Because chumsky parsers are conceptually 'pure', you should not rely on your parser state being touched any specific
number of times, or even at all. As documented elsewhere, chumsky may freely optimise out `map_with` closures or even
invoke them an arbitrary number of times during a parse. For example, do not use parser state to 'count' occurences of a
pattern in the input.

### More advanced uses

Sometimes chumsky takes an incorrect path through the parse tree and needs to rewind the input.
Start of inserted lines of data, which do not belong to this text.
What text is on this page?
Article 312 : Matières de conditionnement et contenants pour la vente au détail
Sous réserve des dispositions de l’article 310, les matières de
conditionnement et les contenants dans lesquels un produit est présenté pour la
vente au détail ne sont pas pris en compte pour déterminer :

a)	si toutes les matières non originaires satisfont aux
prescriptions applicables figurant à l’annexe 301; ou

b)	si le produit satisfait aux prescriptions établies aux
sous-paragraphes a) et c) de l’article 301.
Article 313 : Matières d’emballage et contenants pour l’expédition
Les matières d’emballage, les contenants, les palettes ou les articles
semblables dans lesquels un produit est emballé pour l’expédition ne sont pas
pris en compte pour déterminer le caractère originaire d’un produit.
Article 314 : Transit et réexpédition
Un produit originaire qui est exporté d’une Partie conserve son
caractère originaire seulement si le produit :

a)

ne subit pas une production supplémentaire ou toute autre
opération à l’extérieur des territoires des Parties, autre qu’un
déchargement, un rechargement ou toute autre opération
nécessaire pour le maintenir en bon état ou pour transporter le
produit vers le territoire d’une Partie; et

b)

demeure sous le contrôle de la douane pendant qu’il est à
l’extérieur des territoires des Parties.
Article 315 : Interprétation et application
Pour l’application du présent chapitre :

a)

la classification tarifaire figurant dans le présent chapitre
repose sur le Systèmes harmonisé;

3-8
For most state types
this is not a concern, and so [`SimpleState`](crate::inspector::SimpleState) may be used, but for some states it may be important to rewind any state
changes that might have occurred (for example, lossless syntax tree tracking). To facilitate this, chumsky provides the
[`Inspector`] trait, which all state types must implement. It provides 'hooks' for checkpoint saving and rewinding that
allow failed parse paths to be rolled back.